Perhaps you assign a team of talented and professional researchers and writers to the account. Would they be anonymous fronts or would their links bring them back to Edelman PR? Or to the company who hired you?
It seems to me that the temptation is pretty strong to invent profiles of what the PR agency thinks represent 'cool' bloggers and watch them for a while as they put them out, keeping those profiles that seem to work in the high-ranked blogs, dumping those that don't; in effect, attempting to manipulate the debate, running the risk of being exposed for having a hidden and vested commercial interest and thus, zero credibility, which of course could cause the spin to backfire.
How would your firm handle it?"
Posted by: Noel Guinane | July 6, 2005 04:52 PM
Noel's scenario is interesting; it sounds like the worst of two worlds.
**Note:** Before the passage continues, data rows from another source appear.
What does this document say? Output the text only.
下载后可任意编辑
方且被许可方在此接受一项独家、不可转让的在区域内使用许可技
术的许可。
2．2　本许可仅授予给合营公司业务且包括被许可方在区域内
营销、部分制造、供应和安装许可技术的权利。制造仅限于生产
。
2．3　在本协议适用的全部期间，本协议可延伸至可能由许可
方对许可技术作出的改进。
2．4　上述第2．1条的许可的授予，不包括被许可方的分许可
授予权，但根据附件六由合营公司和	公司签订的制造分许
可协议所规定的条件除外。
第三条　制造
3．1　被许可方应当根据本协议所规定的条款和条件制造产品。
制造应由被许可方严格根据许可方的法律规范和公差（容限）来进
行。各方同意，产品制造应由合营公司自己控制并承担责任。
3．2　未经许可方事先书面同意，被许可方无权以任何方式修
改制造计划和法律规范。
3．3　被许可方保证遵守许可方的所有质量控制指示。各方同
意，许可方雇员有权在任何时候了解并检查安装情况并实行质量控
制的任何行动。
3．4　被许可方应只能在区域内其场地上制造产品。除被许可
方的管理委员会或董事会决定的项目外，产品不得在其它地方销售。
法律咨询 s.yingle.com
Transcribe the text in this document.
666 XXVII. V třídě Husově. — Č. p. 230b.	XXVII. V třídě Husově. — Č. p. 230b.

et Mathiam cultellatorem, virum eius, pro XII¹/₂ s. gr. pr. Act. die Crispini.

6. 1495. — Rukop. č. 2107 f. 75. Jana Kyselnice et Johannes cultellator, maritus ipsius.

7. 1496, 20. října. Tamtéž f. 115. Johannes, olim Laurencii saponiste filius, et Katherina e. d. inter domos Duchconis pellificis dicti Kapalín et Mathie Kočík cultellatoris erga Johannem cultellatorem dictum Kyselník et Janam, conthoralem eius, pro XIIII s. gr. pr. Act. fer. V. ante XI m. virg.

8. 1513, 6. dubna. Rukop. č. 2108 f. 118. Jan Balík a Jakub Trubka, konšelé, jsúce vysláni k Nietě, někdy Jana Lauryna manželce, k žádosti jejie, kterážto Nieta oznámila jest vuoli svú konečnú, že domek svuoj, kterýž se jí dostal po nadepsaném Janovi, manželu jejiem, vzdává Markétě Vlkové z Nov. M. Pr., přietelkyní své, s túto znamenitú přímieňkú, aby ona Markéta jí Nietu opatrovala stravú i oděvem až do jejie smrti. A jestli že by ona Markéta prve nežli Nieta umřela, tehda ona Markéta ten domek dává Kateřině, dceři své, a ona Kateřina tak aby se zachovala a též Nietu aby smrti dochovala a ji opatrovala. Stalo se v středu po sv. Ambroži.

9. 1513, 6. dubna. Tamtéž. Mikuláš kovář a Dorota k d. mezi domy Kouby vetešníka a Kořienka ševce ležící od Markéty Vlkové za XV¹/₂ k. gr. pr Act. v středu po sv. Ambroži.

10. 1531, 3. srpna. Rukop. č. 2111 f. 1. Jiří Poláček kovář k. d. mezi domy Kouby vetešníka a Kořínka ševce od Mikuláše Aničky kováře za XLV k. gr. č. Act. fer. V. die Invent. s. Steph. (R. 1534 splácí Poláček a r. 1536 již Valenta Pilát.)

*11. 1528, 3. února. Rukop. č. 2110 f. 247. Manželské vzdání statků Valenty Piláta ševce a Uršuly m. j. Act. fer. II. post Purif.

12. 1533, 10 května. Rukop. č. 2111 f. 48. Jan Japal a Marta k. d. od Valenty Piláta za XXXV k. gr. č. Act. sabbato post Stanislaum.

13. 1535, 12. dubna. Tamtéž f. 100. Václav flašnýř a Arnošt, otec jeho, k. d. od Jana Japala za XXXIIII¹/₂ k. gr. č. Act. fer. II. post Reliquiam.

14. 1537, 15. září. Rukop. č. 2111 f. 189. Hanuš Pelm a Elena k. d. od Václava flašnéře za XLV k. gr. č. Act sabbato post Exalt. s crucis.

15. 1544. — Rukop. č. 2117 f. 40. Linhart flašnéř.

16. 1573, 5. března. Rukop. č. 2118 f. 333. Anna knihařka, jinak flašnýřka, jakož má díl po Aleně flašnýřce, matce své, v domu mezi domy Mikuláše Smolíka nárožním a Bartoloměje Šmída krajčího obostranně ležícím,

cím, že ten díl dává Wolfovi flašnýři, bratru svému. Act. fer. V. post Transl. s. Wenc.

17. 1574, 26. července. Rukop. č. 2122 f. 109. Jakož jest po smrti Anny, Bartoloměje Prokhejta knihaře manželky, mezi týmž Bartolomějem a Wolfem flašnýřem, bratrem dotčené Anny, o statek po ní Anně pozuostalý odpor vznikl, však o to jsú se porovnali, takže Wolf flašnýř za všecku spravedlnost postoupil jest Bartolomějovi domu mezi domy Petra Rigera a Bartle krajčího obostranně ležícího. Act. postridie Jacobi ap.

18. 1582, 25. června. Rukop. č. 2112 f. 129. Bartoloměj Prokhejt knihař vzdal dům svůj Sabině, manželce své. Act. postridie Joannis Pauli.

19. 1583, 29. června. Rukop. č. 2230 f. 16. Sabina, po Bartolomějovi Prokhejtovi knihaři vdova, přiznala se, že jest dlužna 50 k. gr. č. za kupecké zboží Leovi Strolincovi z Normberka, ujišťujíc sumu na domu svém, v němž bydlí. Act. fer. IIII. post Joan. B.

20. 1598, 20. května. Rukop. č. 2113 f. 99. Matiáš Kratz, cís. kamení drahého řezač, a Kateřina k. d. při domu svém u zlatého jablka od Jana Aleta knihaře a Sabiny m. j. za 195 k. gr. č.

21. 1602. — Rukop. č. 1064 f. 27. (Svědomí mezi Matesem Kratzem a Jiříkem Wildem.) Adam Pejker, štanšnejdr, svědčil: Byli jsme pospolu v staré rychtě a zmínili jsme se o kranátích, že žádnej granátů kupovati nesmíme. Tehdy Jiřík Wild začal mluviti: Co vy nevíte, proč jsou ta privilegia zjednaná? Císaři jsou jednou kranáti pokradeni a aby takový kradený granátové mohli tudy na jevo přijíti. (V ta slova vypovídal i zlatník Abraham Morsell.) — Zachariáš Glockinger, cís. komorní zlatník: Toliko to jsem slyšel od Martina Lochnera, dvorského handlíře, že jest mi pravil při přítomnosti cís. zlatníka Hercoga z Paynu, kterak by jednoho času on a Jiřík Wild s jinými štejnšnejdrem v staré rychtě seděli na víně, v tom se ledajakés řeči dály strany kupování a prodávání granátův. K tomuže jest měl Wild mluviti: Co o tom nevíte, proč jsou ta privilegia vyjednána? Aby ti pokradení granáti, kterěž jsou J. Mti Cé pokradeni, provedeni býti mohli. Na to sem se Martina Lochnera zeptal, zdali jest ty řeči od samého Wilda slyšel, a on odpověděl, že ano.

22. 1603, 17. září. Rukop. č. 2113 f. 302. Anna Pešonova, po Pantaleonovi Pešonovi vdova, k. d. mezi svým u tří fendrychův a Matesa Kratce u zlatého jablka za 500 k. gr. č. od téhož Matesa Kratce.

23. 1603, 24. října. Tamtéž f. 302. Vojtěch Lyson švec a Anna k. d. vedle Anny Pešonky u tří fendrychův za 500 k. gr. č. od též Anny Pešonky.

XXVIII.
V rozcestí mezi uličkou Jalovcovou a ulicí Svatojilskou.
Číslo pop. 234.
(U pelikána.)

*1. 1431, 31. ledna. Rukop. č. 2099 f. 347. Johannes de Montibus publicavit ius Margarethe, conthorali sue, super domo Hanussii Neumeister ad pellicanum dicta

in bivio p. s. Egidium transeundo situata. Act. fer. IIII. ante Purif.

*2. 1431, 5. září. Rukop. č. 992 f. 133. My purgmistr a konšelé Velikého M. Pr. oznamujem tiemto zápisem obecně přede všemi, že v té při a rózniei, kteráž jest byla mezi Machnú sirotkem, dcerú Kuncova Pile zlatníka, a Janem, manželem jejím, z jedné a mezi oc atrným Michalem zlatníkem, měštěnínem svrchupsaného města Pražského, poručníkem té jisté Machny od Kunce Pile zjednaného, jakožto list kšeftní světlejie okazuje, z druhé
On one hand, there's the fake blogging (and other forms of Net-fakery) used in some viral campaigns. The fakery is total, but it's generally designed with a built-in time limit - you build the buzz, then you drop the mask and get in the real product pitch before everyone walks away. On the other hand, there's the more stealthy approach to infiltrating marketing into conversations represented by BzzAgent. I find BzzAgent's approach weird and creepy - I found it hard to use the word 'infiltrate' in the previous sentence rather than 'pollute' - but they are actually struggling with questions of honesty and disclosure. (As I understand it, the BzzAgent model is now not so much "hey, you wear shoes too - but have you thought about insoles?", more "you know what, I do some work with a company that's given me some samples of a new kind of insole...")
Maybe a fusion of the two is possible; who knows, maybe dedicated marketing professionals will soon be sweeping the blogosphere with their insoles, sneaky bastids. I hope not, obviously. But I also wonder if deception on that scale is really sustainable. You could say that the development of BzzAgent echoes the 'viral' time-limit or safety-valve - after a while, people do actually want to start telling the truth. (Or: to stop selling and start talking. Conversations are not marketplaces; communities are not markets.)